Dulu, aku tidak pernah mau kalau disuruh menjaga warung. Aku selalu menghindar, kabur. Hanya sesekali saja saat memang benar-benar terpaksa.
“Din, jaga warung sebentar. Ibu mau sholat dhuhur dulu!” Itu yang sering diucapakan ibu ketika aku baru sampai di rumah sepulang sekolah. Ibu langsung masuk ke dalam rumah tanpa menunggu jawaban ‘iya’. Terpaksa aku menjaga warung!
Bagiku menjaga warung itu membosankan dan merepotkan. Duduk termenung sendirian sambil menunggu satu dua pelanggan yang tidak jelas datangnya. Kalau sudah ramai harus siap-siap tangan seribu kalau pesanan nggak mau numpuk. Dan yang paling aku benci, kita harus pura-pura akrab dengan pengunjung, memaksa bibir untuk memberikan senyuman terbaik, terlihat bahagia dan penuh sopan santun, dengan dalih pengunjung akan kembali lagi ke warung suatu saat nanti. Itu dulu pesan ibu padaku saat aku terpaksa menjaga warung. Benar-benar merepotkan! Makanya, aku selalu beralasan saat ibu menyuruhku menjaga warung. Ada tugas kelompok lah, mengerjakan PR, atau apa saja asalkan aku bisa terbebas dari tugas itu.
Memang, terkadang kasihan sekali melihat ibu menjaga warung sendirian. Dari pagi sampai malam. Kata ibu, buka warung di depan rumah biar ibu tidak nganggur. Dan, memang ibu sangat menikmatinya. Bapak yang bekerja di kantor pulangnya sore. Paling-paling kalau malam bapak ikut ngobrol di warung bersama bapak-bapak tetangga. Kalau aku lebih memilih nonton TV di dalam rumah atau bermain gadget di kamar.
Bagiku menjaga warung selalu membosankan. Hingga hari itu datang!
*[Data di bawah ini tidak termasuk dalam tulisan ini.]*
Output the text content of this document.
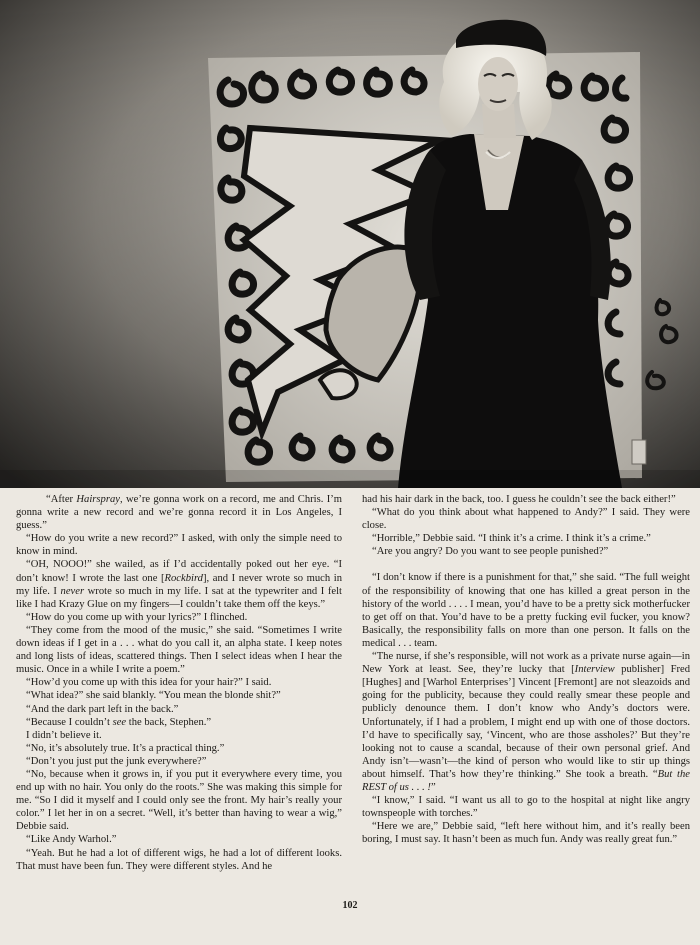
“After Hairspray, we’re gonna work on a record, me and Chris. I’m gonna write a new record and we’re gonna record it in Los Angeles, I guess.”

“How do you write a new record?” I asked, with only the simple need to know in mind.

“OH, NOOO!” she wailed, as if I’d accidentally poked out her eye. “I don’t know! I wrote the last one [Rockbird], and I never wrote so much in my life. I never wrote so much in my life. I sat at the typewriter and I felt like I had Krazy Glue on my fingers—I couldn’t take them off the keys.”

“How do you come up with your lyrics?” I flinched.

“They come from the mood of the music,” she said. “Sometimes I write down ideas if I get in a . . . what do you call it, an alpha state. I keep notes and long lists of ideas, scattered things. Then I select ideas when I hear the music. Once in a while I write a poem.”

“How’d you come up with this idea for your hair?” I said.

“What idea?” she said blankly. “You mean the blonde shit?”

“And the dark part left in the back.”

“Because I couldn’t see the back, Stephen.”

I didn’t believe it.

“No, it’s absolutely true. It’s a practical thing.”

“Don’t you just put the junk everywhere?”

“No, because when it grows in, if you put it everywhere every time, you end up with no hair. You only do the roots.” She was making this simple for me. “So I did it myself and I could only see the front. My hair’s really your color.” I let her in on a secret. “Well, it’s better than having to wear a wig,” Debbie said.

“Like Andy Warhol.”

“Yeah. But he had a lot of different wigs, he had a lot of different looks. That must have been fun. They were different styles. And he

had his hair dark in the back, too. I guess he couldn’t see the back either!”

“What do you think about what happened to Andy?” I said. They were close.

“Horrible,” Debbie said. “I think it’s a crime. I think it’s a crime.”

“Are you angry? Do you want to see people punished?”

“I don’t know if there is a punishment for that,” she said. “The full weight of the responsibility of knowing that one has killed a great person in the history of the world . . . . I mean, you’d have to be a pretty sick motherfucker to get off on that. You’d have to be a pretty fucking evil fucker, you know? Basically, the responsibility falls on more than one person. It falls on the medical . . . team.

“The nurse, if she’s responsible, will not work as a private nurse again—in New York at least. See, they’re lucky that [Interview publisher] Fred [Hughes] and [Warhol Enterprises’] Vincent [Fremont] are not sleazoids and going for the publicity, because they could really smear these people and publicly denounce them. I don’t know who Andy’s doctors were. Unfortunately, if I had a problem, I might end up with one of those doctors. I’d have to specifically say, ‘Vincent, who are those assholes?’ But they’re looking not to cause a scandal, because of their own personal grief. And Andy isn’t—wasn’t—the kind of person who would like to stir up things about himself. That’s how they’re thinking.” She took a breath. “But the REST of us . . . !”

“I know,” I said. “I want us all to go to the hospital at night like angry townspeople with torches.”

“Here we are,” Debbie said, “left here without him, and it’s really been boring, I must say. It hasn’t been as much fun. Andy was really great fun.”

102
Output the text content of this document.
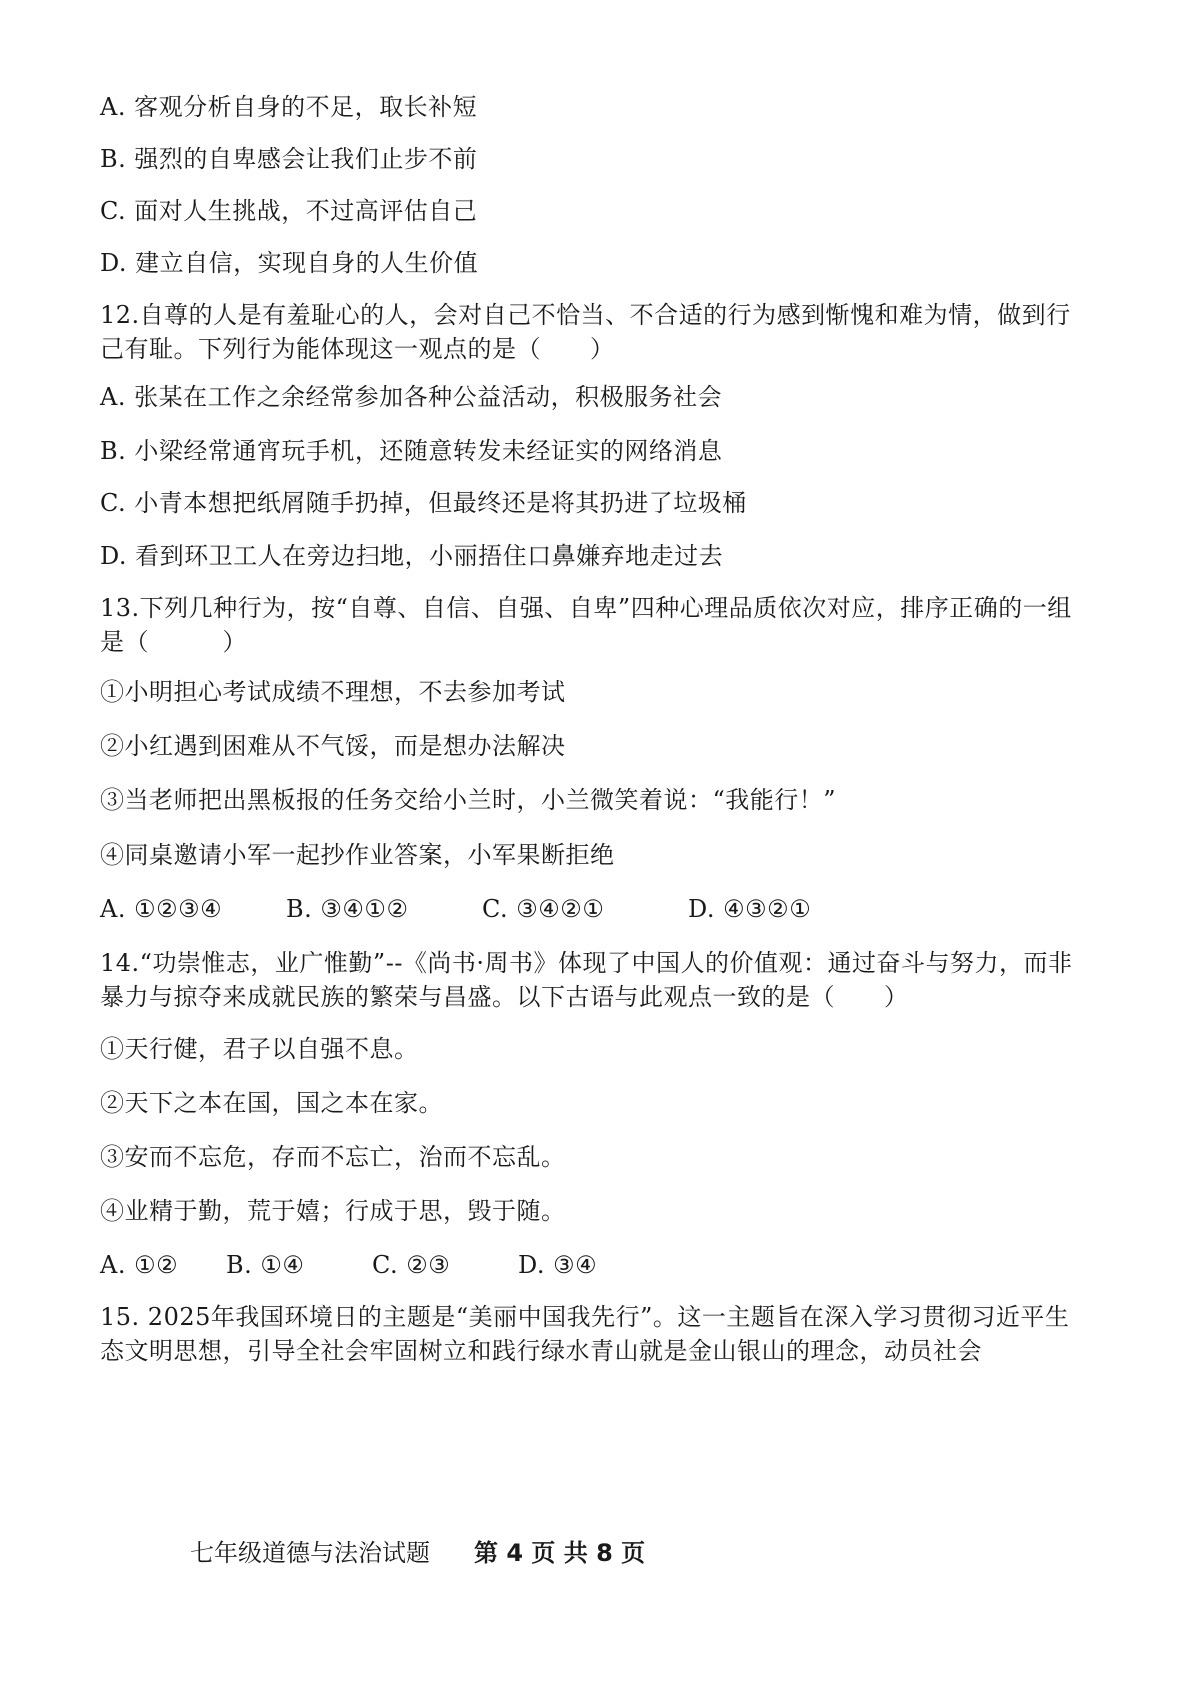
A. 客观分析自身的不足，取长补短
B. 强烈的自卑感会让我们止步不前
C. 面对人生挑战，不过高评估自己
D. 建立自信，实现自身的人生价值
12.自尊的人是有羞耻心的人，会对自己不恰当、不合适的行为感到惭愧和难为情，做到行己有耻。下列行为能体现这一观点的是（　　）
A. 张某在工作之余经常参加各种公益活动，积极服务社会
B. 小梁经常通宵玩手机，还随意转发未经证实的网络消息
C. 小青本想把纸屑随手扔掉，但最终还是将其扔进了垃圾桶
D. 看到环卫工人在旁边扫地，小丽捂住口鼻嫌弃地走过去
13.下列几种行为，按“自尊、自信、自强、自卑”四种心理品质依次对应，排序正确的一组是（　　　）
①小明担心考试成绩不理想，不去参加考试
②小红遇到困难从不气馁，而是想办法解决
③当老师把出黑板报的任务交给小兰时，小兰微笑着说：“我能行！”
④同桌邀请小军一起抄作业答案，小军果断拒绝
A. ①②③④	B. ③④①②	C. ③④②①	D. ④③②①
14.“功崇惟志，业广惟勤”--《尚书·周书》体现了中国人的价值观：通过奋斗与努力，而非暴力与掠夺来成就民族的繁荣与昌盛。以下古语与此观点一致的是（　　）
①天行健，君子以自强不息。
②天下之本在国，国之本在家。
③安而不忘危，存而不忘亡，治而不忘乱。
④业精于勤，荒于嬉；行成于思，毁于随。
A. ①② B. ①④	C. ②③	D. ③④
15. 2025年我国环境日的主题是“美丽中国我先行”。这一主题旨在深入学习贯彻习近平生态文明思想，引导全社会牢固树立和践行绿水青山就是金山银山的理念，动员社会
七年级道德与法治试题 第 4 页 共 8 页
Siang itu jam satu aku pulang dari sekolah. Matahari sedang puas-puasnya tertawa melihatku kepanasan. Panasnya benar-benar menyengat sampai ke ubun-ubun. Setelah turun dari angkot yang tidak terlalu jauh dari rumah aku mempercepat langkah kakiku. Di jalan aku sudah menyiapkan seribu satu alasan agar nanti tidak menjaga warung saat ibu menyuruhku. Tapi, saat sampai di rumah, ada banyak orang disana. Apa pelanggan ibu sebanyak itu? Sepertinya ada yang berbeda. Ada sisa-sisa asap yang masih mengepul, membuat langit biru dengan awan-awan putih seperti sengaja dituangi mangsi. Hatiku mulai resah. Apa yang terjadi? Aku mendekat, menghampiri orang-orang disana.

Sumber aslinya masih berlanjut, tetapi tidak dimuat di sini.